When the Pandemic all started about 3 weeks ago (I am losing track of time) all the fear and anxiety went straight to my lower back. I think my pelvis came out of the sacroiliac joint which then causes a knock on effect for the rest of my lower back. I got scared that I might go into a back spasm. The last spasm I had was 6 years ago and at that time I got my sister to call the ambulance it was that painful! I was unable to move from the car seat for about an hour until I had taken strong pain killers.
The story I was running round in my head was dragging me down very quickly into a scary narrative.
- What if my back goes into spasm? - Then I will be in a lot of pain. - I will need help going to the toilet and no one will be around. - I won't be able to get it sorted with my usual physio man. - This whole lockdown will be awful for me whilst I am in pain.
Then the stress and anxiety around this story was further compounding my back strain.
Then I had a coaching session with my coach.
She helped me to get in touch with a sense of enthusiasm and motivation for building up strength and resilience in my body.
She said something about my body being strong...can't exactly remember...but whatever she said something clicked. Right there and then my whole body posture changed. And with that body posture change came a change in mindset.
I was able to choose not to feed the narrative of ending up alone in a lot of pain in lockdown. It really was making things worse for me.
She supported me to create a narrative that included using all the self physio I know and Pilates I know to build up strength and mobility.

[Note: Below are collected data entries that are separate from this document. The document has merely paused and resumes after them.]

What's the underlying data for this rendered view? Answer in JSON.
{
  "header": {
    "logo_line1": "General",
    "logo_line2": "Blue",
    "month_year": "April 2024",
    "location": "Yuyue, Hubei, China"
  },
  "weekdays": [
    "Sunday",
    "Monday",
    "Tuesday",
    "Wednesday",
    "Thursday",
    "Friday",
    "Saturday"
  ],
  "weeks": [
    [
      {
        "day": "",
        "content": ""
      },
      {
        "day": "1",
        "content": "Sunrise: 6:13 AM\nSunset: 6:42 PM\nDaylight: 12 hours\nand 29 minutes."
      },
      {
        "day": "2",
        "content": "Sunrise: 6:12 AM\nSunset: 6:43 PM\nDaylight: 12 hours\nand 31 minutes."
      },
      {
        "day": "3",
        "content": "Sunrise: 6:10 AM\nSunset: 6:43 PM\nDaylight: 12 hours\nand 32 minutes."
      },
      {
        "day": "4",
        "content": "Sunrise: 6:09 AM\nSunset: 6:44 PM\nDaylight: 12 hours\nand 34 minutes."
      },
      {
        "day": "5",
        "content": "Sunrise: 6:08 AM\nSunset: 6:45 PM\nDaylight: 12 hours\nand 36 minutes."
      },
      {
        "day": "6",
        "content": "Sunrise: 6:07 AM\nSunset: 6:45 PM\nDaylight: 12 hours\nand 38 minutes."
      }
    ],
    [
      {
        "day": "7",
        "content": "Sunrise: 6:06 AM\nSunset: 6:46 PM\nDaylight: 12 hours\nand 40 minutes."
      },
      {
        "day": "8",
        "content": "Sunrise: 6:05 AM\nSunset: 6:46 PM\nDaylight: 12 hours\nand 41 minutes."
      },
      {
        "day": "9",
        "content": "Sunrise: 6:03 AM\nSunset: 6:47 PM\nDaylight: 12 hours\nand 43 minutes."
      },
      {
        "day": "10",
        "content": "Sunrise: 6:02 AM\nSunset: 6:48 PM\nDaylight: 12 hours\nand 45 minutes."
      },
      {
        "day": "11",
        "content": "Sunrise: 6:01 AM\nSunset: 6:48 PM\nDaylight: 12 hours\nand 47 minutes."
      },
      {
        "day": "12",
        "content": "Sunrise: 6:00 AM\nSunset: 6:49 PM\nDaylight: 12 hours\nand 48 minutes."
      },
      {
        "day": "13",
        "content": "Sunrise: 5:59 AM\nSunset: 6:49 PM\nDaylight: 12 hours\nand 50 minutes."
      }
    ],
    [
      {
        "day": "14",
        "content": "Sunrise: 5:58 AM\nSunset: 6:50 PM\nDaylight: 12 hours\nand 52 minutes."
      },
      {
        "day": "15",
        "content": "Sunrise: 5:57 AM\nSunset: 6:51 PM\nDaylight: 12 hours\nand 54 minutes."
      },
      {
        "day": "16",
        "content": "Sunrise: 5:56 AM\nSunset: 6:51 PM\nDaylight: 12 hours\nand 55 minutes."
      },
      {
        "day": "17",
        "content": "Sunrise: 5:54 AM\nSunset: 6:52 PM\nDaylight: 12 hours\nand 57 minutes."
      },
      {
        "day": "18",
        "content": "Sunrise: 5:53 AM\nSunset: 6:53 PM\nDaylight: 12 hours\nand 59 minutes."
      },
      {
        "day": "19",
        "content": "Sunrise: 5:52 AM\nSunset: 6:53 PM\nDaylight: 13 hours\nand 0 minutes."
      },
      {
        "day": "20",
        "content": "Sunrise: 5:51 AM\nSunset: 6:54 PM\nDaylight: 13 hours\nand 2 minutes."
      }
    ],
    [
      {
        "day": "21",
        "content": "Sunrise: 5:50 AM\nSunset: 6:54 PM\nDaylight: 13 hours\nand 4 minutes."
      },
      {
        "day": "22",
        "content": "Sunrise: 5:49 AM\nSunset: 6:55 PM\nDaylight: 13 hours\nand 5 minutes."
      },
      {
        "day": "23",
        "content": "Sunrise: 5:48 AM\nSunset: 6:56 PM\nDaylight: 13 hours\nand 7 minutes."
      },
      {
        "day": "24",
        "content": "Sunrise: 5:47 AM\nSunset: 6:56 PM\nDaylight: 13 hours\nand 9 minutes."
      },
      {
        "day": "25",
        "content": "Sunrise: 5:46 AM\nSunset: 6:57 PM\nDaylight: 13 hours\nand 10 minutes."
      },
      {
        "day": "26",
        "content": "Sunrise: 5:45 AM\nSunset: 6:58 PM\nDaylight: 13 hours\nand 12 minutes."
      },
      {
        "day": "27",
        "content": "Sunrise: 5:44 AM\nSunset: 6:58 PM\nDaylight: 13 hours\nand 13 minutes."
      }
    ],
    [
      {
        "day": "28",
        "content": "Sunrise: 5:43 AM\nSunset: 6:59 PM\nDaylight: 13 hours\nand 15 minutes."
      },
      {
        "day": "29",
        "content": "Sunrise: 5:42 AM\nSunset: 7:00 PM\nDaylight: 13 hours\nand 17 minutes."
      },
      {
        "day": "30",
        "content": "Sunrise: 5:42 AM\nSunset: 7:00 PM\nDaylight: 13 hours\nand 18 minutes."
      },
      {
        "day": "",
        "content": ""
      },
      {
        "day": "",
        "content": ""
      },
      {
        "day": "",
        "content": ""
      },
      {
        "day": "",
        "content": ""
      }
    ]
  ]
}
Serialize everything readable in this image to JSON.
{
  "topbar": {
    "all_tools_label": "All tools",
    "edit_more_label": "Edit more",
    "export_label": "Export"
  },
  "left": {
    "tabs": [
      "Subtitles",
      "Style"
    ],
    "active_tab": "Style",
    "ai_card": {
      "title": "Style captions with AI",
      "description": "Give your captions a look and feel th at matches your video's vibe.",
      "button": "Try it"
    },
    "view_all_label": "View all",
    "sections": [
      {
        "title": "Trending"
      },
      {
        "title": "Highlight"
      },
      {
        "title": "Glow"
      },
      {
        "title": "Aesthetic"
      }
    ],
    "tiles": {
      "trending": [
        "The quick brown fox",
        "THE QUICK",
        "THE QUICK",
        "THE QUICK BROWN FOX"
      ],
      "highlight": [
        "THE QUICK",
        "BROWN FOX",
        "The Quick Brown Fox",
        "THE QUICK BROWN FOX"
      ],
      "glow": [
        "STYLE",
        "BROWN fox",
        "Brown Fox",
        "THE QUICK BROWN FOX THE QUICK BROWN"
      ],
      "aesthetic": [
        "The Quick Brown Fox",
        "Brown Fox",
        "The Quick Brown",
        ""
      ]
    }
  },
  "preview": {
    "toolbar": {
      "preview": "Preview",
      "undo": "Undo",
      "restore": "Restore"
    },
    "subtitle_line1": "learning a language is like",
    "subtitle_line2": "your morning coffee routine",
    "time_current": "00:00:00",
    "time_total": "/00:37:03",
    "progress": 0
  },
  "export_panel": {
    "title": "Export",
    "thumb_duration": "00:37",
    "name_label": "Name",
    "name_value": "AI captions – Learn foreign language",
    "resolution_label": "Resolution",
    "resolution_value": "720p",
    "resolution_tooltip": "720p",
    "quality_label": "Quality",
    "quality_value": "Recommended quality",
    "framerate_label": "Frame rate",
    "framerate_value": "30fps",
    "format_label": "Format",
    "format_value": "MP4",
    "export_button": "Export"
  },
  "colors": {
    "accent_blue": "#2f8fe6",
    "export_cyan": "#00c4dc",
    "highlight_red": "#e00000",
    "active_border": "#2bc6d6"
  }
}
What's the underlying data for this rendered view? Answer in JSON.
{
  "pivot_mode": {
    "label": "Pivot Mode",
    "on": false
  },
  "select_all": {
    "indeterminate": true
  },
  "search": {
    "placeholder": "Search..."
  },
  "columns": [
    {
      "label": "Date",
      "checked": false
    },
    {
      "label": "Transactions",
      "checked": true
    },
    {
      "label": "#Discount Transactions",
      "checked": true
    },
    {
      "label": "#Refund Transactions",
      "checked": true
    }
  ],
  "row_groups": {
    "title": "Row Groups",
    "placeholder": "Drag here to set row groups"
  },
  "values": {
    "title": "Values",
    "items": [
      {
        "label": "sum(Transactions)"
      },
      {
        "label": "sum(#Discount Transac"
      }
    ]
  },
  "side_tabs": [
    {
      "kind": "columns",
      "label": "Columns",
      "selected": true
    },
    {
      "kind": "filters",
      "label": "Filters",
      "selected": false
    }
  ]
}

Incredibly my back is now totally fine. Which at first I truly did not think would be possible without going to see my Physio.
I am sharing this in the hope that it may support you with potential narratives you have going on right now in case you want to shift them.
I am also acutely aware that it's also NOT the time for some people to shift narratives, that it is not possible, which I understand.
So this isn't a post about subtly shaming you if you haven't shifted a narrative which is causing anxiety. Far from it. I know the grip anxiety and fear has taken on me and how it's sometimes impossible to get out of the grip.
And maybe it's a bit of both...some days we are able to shift the narrative in our head and other days it's just not possible.